Cuentos de Fútbol: Osvaldito

De Mauricio Cóccolo

 

Osvaldito tenía la particular costumbre de soñar raro. Convertía en sueños muchas de las cosas que vivía durante el día pero las distorsionaba, algunas veces por miedo y otras por vergüenza. Cada año antes de empezar las clases soñaba lo mismo: que se quedaba dormido el primer día y en el apuro por llegar a tiempo se olvidaba de ponerse la ropa debajo del guardapolvo. Con vergüenza, descubría su desnudez cuando sentía el frío en la entrepierna porque había pateado las sabanas al piso.

Sufría las eternas milésimas de desconcierto en las que trataba de encontrar la mejor explicación para una maestra que lo miraba desde arriba con los ojos desencajados y los labios exageradamente pintados. Justo cuando estaba por abrir la boca para soltar la estupidez que lo condenaría por el resto del año lectivo sonaba el despertador. Cuando se despertaba, Osvaldito necesitaba un buen rato para retomar su calma habitual y salir de la humillación.

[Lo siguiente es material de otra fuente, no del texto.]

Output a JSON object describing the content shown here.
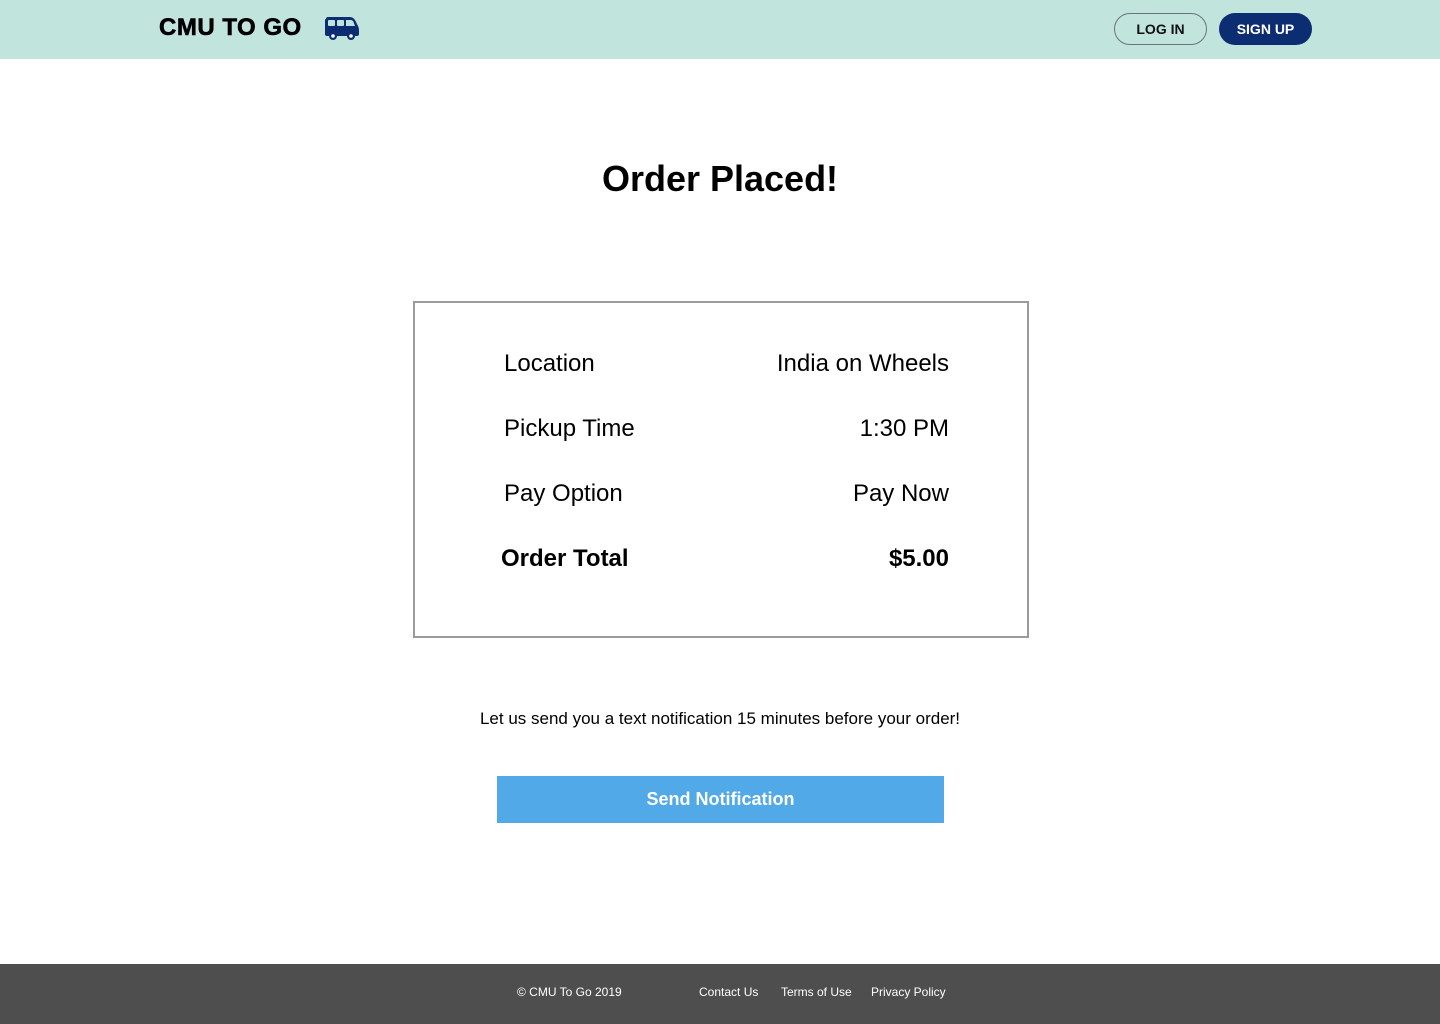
{
  "header": {
    "logo_text": "CMU TO GO",
    "logo_icon": "van-icon",
    "login_label": "LOG IN",
    "signup_label": "SIGN UP",
    "colors": {
      "header_bg": "#c1e4dd",
      "brand": "#0d2d72"
    }
  },
  "main": {
    "title": "Order Placed!",
    "summary": {
      "location_label": "Location",
      "location_value": "India on Wheels",
      "pickup_label": "Pickup Time",
      "pickup_value": "1:30 PM",
      "pay_label": "Pay Option",
      "pay_value": "Pay Now",
      "total_label": "Order Total",
      "total_value": "$5.00"
    },
    "notification_text": "Let us send you a text notification 15 minutes before your order!",
    "notify_button_label": "Send Notification",
    "notify_button_color": "#52a9e8"
  },
  "footer": {
    "copyright": "© CMU To Go 2019",
    "links": {
      "contact": "Contact Us",
      "terms": "Terms of Use",
      "privacy": "Privacy Policy"
    },
    "bg_color": "#4e4e4f"
  }
}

En otras ocasiones los sueños solían ser más crueles porque se metían con sus deseos y temores. Osvaldito quería ser relator de fútbol. No es que soñaba con ser relator de fútbol, que es distinto. No, Osvaldito buscaba llegar a eso que anhelaba y actuaba en consecuencia para conseguirlo. Por lo que apenas juntó los años y el valor suficiente, empezó a transmitir los partidos del equipo del pueblo por la radio. No le importaba que su voz a la edad del pavo fuera tan desalentadora, y más cuando quedaba grabada en los casetes. Odiaba escucharse, pero tenía que hacerlo porque formaba parte de eso que, aunque todavía no lo fuera, él ya asumía como un trabajo.

Lo que atemorizaba a Osvaldito no era su transitoria voz de pito porque ya tendría tiempo de corregirla, lo que verdaderamente lo ponía mal era el pánico de quedarse ciego. Algo con lo que soñaba demasiado seguido: le sucedía mientras estaba relatando un partido, en el medio de la transmisión empezaba a notar que la vista se le nublaba y ya no podía distinguir a los jugadores, hasta que todo quedaba oscuro como si se apagara la pantalla de un televisor.

Cuentos de Fútbol: Osvaldito

No sabía por qué pero perder la vista, aunque fuese una posibilidad escasamente probable, le producía temor del bravo. Ese que paraliza. Volverse ciego o mudo eran circunstancias tan factibles como alocadas, pero no le generaban el mismo espanto. En realidad, la preocupación más profunda de Osvaldito era quedarse sin motivos para soñar: siempre se preguntaba con qué cosas soñarían los ciegos de nacimiento.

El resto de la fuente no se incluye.